Gov. Rick Perry today sent a letter to members of Congress, as did many governors around the country, commending their efforts to overturn the Environmental Protection Agency (EPA) endangerment findings through a disapproval resolution. In his letter, Gov. Perry also emphasized recent legal action taken by State of Texas, including a Petition for Review with the U.S. Court of Appeals for the D.C. Circuit, as well as a Petition for Reconsideration with the EPA administrator challenging the agency's attempt to regulate carbon dioxide and other gases under the Clean Air Act.
"The EPAs misguided plan paints a big target on the backs of Texas agriculture and energy producers and the hundreds of thousands of Texans they employ," Gov. Perry said in his letter. "Congress has a unique opportunity to prevent one-size-fits-all mandates from being imposed by unelected federal bureaucrats and instead recognize the rights of states to tailor economic and environmental policies in the manner that are in the best interest of their citizens."
Texas has a record of working proactively to protect natural resources and improve environmental quality. We have reduced nitrogen oxide emissions by 46 percent, cut ozone levels by 22 percent and reduced carbon dioxide emissions more than nearly every other state, all without government mandates or extravagant fines. Rather than making traditional energy sources more expensive, Texas leaders continue to support making alternative energy technologies less expensive, thereby encouraging widespread commercial use and removing barriers to innovation and competition.
"Texas has already created our own blueprint for incentivizing renewable energy without killing jobs in other industries or hiking up energy costs, and mandates from Washington will only hinder our progress," Gov. Perry noted in the letter.

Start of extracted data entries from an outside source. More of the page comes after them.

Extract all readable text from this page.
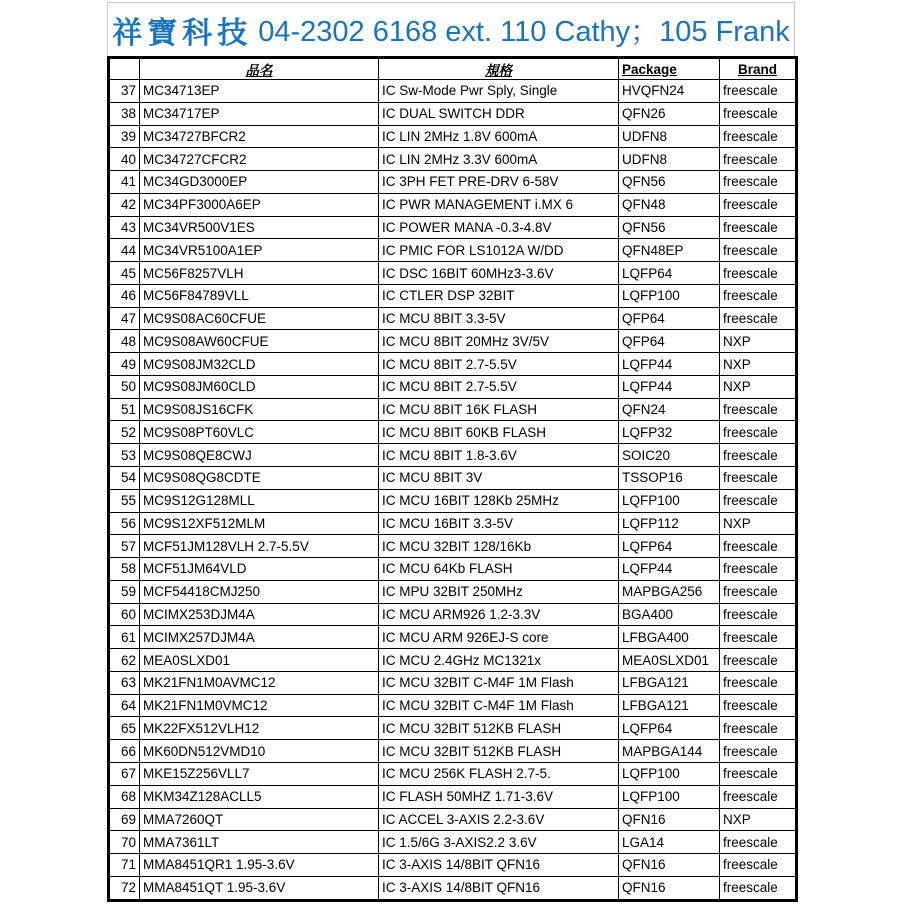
祥寶科技 04-2302 6168 ext. 110 Cathy；105 Frank
	品名	規格	Package	Brand
37	MC34713EP	IC Sw-Mode Pwr Sply, Single	HVQFN24	freescale
38	MC34717EP	IC DUAL SWITCH DDR	QFN26	freescale
39	MC34727BFCR2	IC LIN 2MHz 1.8V 600mA	UDFN8	freescale
40	MC34727CFCR2	IC LIN 2MHz 3.3V 600mA	UDFN8	freescale
41	MC34GD3000EP	IC 3PH FET PRE-DRV 6-58V	QFN56	freescale
42	MC34PF3000A6EP	IC PWR MANAGEMENT i.MX 6	QFN48	freescale
43	MC34VR500V1ES	IC POWER MANA -0.3-4.8V	QFN56	freescale
44	MC34VR5100A1EP	IC PMIC FOR LS1012A W/DD	QFN48EP	freescale
45	MC56F8257VLH	IC DSC 16BIT 60MHz3-3.6V	LQFP64	freescale
46	MC56F84789VLL	IC CTLER DSP 32BIT	LQFP100	freescale
47	MC9S08AC60CFUE	IC MCU 8BIT 3.3-5V	QFP64	freescale
48	MC9S08AW60CFUE	IC MCU 8BIT 20MHz 3V/5V	QFP64	NXP
49	MC9S08JM32CLD	IC MCU 8BIT 2.7-5.5V	LQFP44	NXP
50	MC9S08JM60CLD	IC MCU 8BIT 2.7-5.5V	LQFP44	NXP
51	MC9S08JS16CFK	IC MCU 8BIT 16K FLASH	QFN24	freescale
52	MC9S08PT60VLC	IC MCU 8BIT 60KB FLASH	LQFP32	freescale
53	MC9S08QE8CWJ	IC MCU 8BIT 1.8-3.6V	SOIC20	freescale
54	MC9S08QG8CDTE	IC MCU 8BIT 3V	TSSOP16	freescale
55	MC9S12G128MLL	IC MCU 16BIT 128Kb 25MHz	LQFP100	freescale
56	MC9S12XF512MLM	IC MCU 16BIT 3.3-5V	LQFP112	NXP
57	MCF51JM128VLH 2.7-5.5V	IC MCU 32BIT 128/16Kb	LQFP64	freescale
58	MCF51JM64VLD	IC MCU 64Kb FLASH	LQFP44	freescale
59	MCF54418CMJ250	IC MPU 32BIT 250MHz	MAPBGA256	freescale
60	MCIMX253DJM4A	IC MCU ARM926 1.2-3.3V	BGA400	freescale
61	MCIMX257DJM4A	IC MCU ARM 926EJ-S core	LFBGA400	freescale
62	MEA0SLXD01	IC MCU 2.4GHz MC1321x	MEA0SLXD01	freescale
63	MK21FN1M0AVMC12	IC MCU 32BIT C-M4F 1M Flash	LFBGA121	freescale
64	MK21FN1M0VMC12	IC MCU 32BIT C-M4F 1M Flash	LFBGA121	freescale
65	MK22FX512VLH12	IC MCU 32BIT 512KB FLASH	LQFP64	freescale
66	MK60DN512VMD10	IC MCU 32BIT 512KB FLASH	MAPBGA144	freescale
67	MKE15Z256VLL7	IC MCU 256K FLASH 2.7-5.	LQFP100	freescale
68	MKM34Z128ACLL5	IC FLASH 50MHZ 1.71-3.6V	LQFP100	freescale
69	MMA7260QT	IC ACCEL 3-AXIS 2.2-3.6V	QFN16	NXP
70	MMA7361LT	IC 1.5/6G 3-AXIS2.2 3.6V	LGA14	freescale
71	MMA8451QR1 1.95-3.6V	IC 3-AXIS 14/8BIT QFN16	QFN16	freescale
72	MMA8451QT 1.95-3.6V	IC 3-AXIS 14/8BIT QFN16	QFN16	freescale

Diversifying the state's energy portfolio continues to be a priority for Gov. Perry. Texas has installed more wind power than any other state and all but four countries, and is developing new transmission lines that will move more than 18,000 megawatts across the state. Texas has also attracted more than 9,000 megawatts of energy from the development of next-generation nuclear power plants. The state is also looking to add new clean coal plants that will capture and sequester carbon dioxide emissions, or use carbon dioxide to increase production from Texas oil fields.